Now, I’m not saying that Proton have nefarious plans or anything. It is very possible that they act in good faith when they say they “don’t snoop”, and maybe they even have some proper monitoring so that admin have a somewhat hard time to check in the data without leaving a trace, but it’s 100% in clear up there as long as you’re not adding your own layer of encryption on top of it, and as such, you, as the user, have to be aware of that. It might be fully encrypted at rest to prevent a third party from fetching a drive and getting data, logs might be excessively scrubbed to remove all trace of from/to addresses (something very common in logs, for maintenance purpose), they might have built-in encryption in their own clients that implement gpg or anything between their users, and they might even do it properly with full client-side controlled keypairs, but the mail content? Have to be available, or the service could not operate.

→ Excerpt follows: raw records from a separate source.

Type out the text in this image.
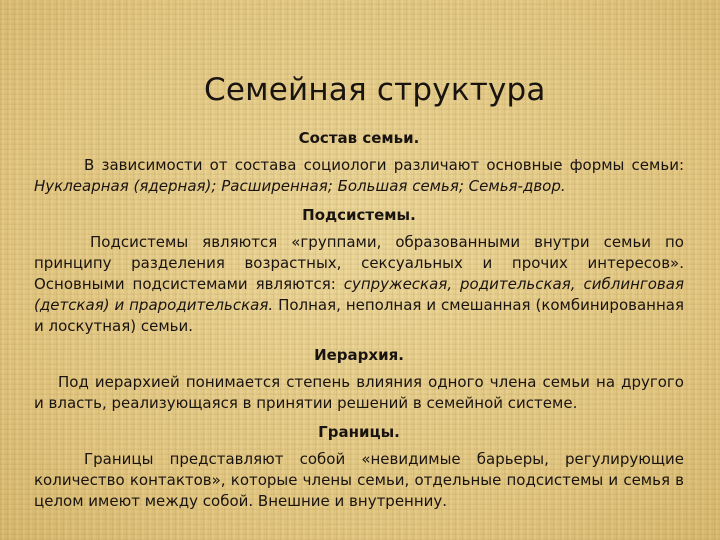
Семейная структура
Состав семьи.

В зависимости от состава социологи различают основные формы семьи: Нуклеарная (ядерная); Расширенная; Большая семья; Семья-двор.

Подсистемы.

Подсистемы являются «группами, образованными внутри семьи по принципу разделения возрастных, сексуальных и прочих интересов». Основными подсистемами являются: супружеская, родительская, сиблинговая (детская) и прародительская. Полная, неполная и смешанная (комбинированная и лоскутная) семьи.

Иерархия.

Под иерархией понимается степень влияния одного члена семьи на другого и власть, реализующаяся в принятии решений в семейной системе.

Границы.

Границы представляют собой «невидимые барьеры, регулирующие количество контактов», которые члены семьи, отдельные подсистемы и семья в целом имеют между собой. Внешние и внутренниу.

EncryptKeeper@lemmy.world 1 day ago
Proton mail does not support IMAP. Because your emails are encrypted on the server.
Protonmail doesn’t claim that non-protonmail email is end to end encrypted. Any emails sent to a regular email without third party encryption will be plain text through the SMTP server, but they don’t store it. So in this case they are still not storing your emails in plaintext. Your recipient will, but that’s out of Protonmail’s control.
You’ve not established that at all. Protonmail stores that message with client side encryption and they have no access to it. Have you found any evidence that they don’t?
cley_faye@lemmy.world 17 hours ago
I’ll just repost the same message here, for completion sake.
cley_faye@lemmy.world 17 hours ago
Well, I’ve been had. There is no IMAP support indeed, during my quick lookup around it, I ended up on a website that does look a lot like a real documentation that claim it does. My bad.
The point about sending and receiving messages in cleartext stands, as SMTP works that way, but at rest it is possible they’re keeping them encrypted.
DeathByBigSad@sh.itjust.works 1 day ago
Protonmail does not support IMAP, what they have is a program called Proton Bridge that locally decrypts you email then you can set it up so that your IMAP client then reads from Proton Bridge, giving you a seamless experience with one email client having access to all your email accounts.